Life Updates
So, it’s been a while since my last post. Haven’t felt an urge to write, not that I enjoy writing to begin with. My anxiety has had a slight uptick since coming off of lexapro. I think it’s been a combination of becoming fully off of it, and the days becoming shorter. Before my anxiety started, I never really had seasonal affect disorder, but definitely notice it a lot more now.

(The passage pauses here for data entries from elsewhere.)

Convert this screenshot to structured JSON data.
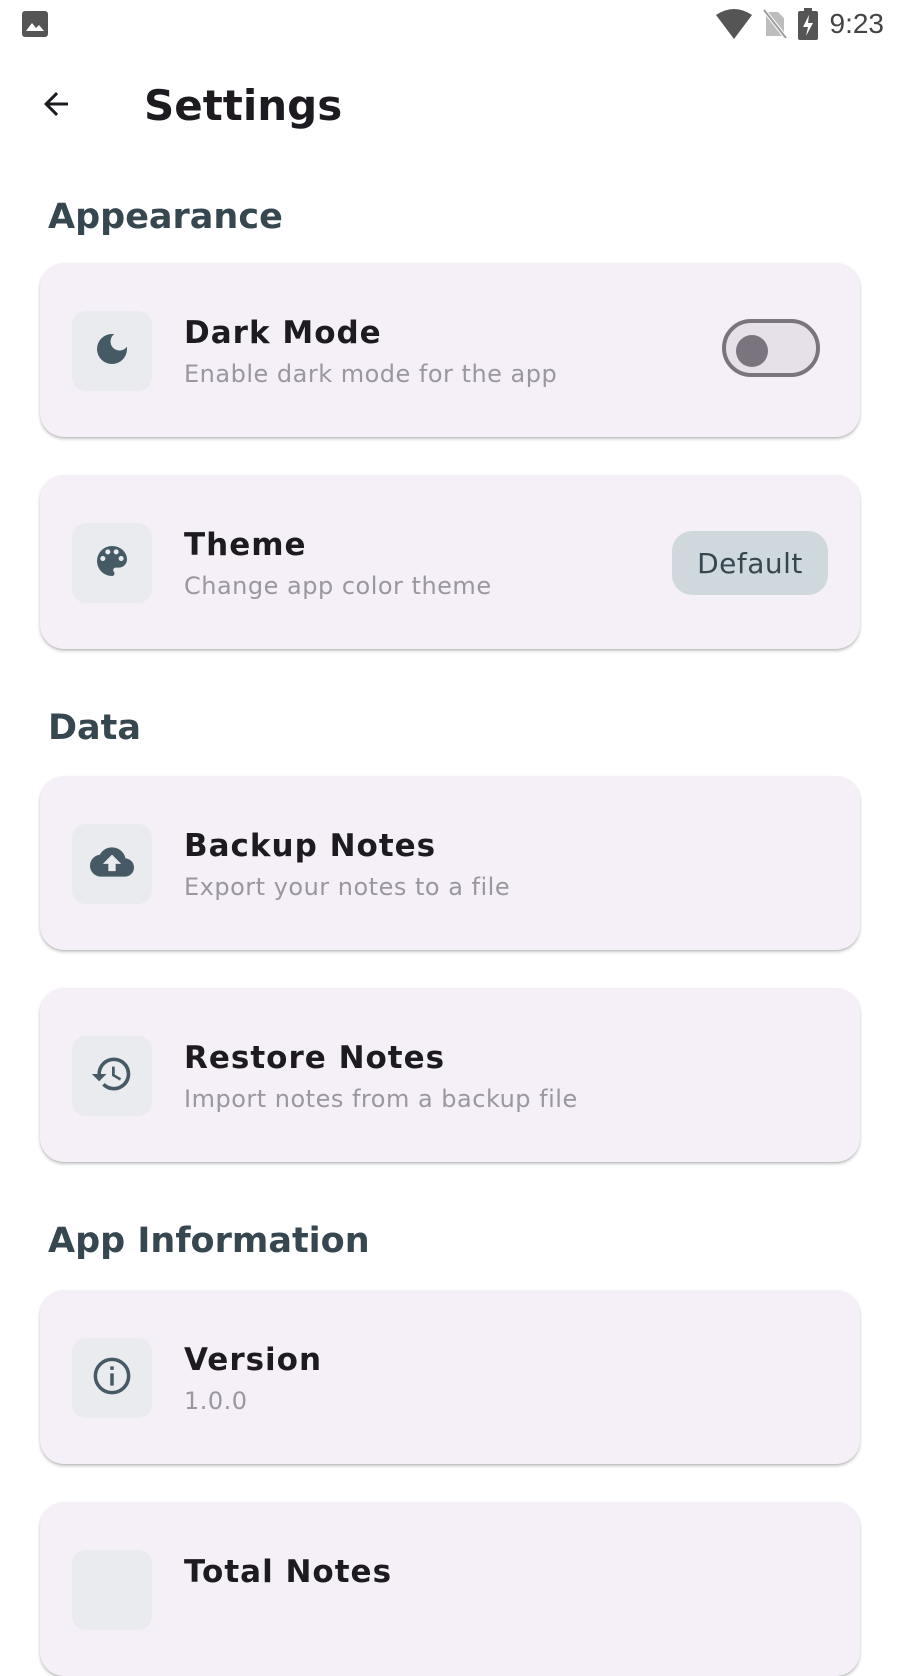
{
  "status_bar": {
    "time": "9:23",
    "left_icon": "image-icon",
    "icons": [
      "wifi-icon",
      "no-sim-icon",
      "battery-charging-icon"
    ]
  },
  "header": {
    "back_icon": "arrow-back-icon",
    "title": "Settings"
  },
  "sections": {
    "appearance": {
      "title": "Appearance",
      "dark_mode": {
        "icon": "moon-icon",
        "title": "Dark Mode",
        "subtitle": "Enable dark mode for the app",
        "toggle_on": false
      },
      "theme": {
        "icon": "palette-icon",
        "title": "Theme",
        "subtitle": "Change app color theme",
        "value": "Default"
      }
    },
    "data": {
      "title": "Data",
      "backup": {
        "icon": "cloud-upload-icon",
        "title": "Backup Notes",
        "subtitle": "Export your notes to a file"
      },
      "restore": {
        "icon": "restore-history-icon",
        "title": "Restore Notes",
        "subtitle": "Import notes from a backup file"
      }
    },
    "app_info": {
      "title": "App Information",
      "version": {
        "icon": "info-icon",
        "title": "Version",
        "subtitle": "1.0.0"
      },
      "total_notes": {
        "title": "Total Notes"
      }
    }
  },
  "colors": {
    "section_title": "#37474f",
    "card_background": "#f5f0f7",
    "icon_tile": "#e9ebee",
    "icon_color": "#455a64",
    "chip_background": "#cfd8dc",
    "toggle_outline": "#79747e"
  }
}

The anxiety isn’t nearly as bad as it was during covid. There’s just small thoughts about existential dread of meaninglessness. These feelings I’ve had before covid. One of my aunts passed away and her funeral was last week. Her death was a reminder of the tragic final destination that we all have.
I wasn’t very close with my aunt, we didn’t speak the same language. But she was always a positive person that always had a smile on her face. I got really sad thinking about how I won’t be able to see that smile again. I then got really sad thinking about how little time I probably have left with my parents.
But I had a mix of emotions. There’s gratitude that comes with death, that we get a chance to live at all is a blessing. I am not that close to my extended family, but seeing the power of the comfort that everyone gave each other was moving. So in some ways, the funeral helped alleviate some anxiety around death.
Having a girlfriend (yes we’re official) has been great, but my routine has been really shook up and I haven’t had time to foster and volunteer for the humane society. I also used to bake more for my friends and neighbors. So I definitely have to be more dedicated in carving time in for those. And the days are getting nicer and longer so looking forward to the new year.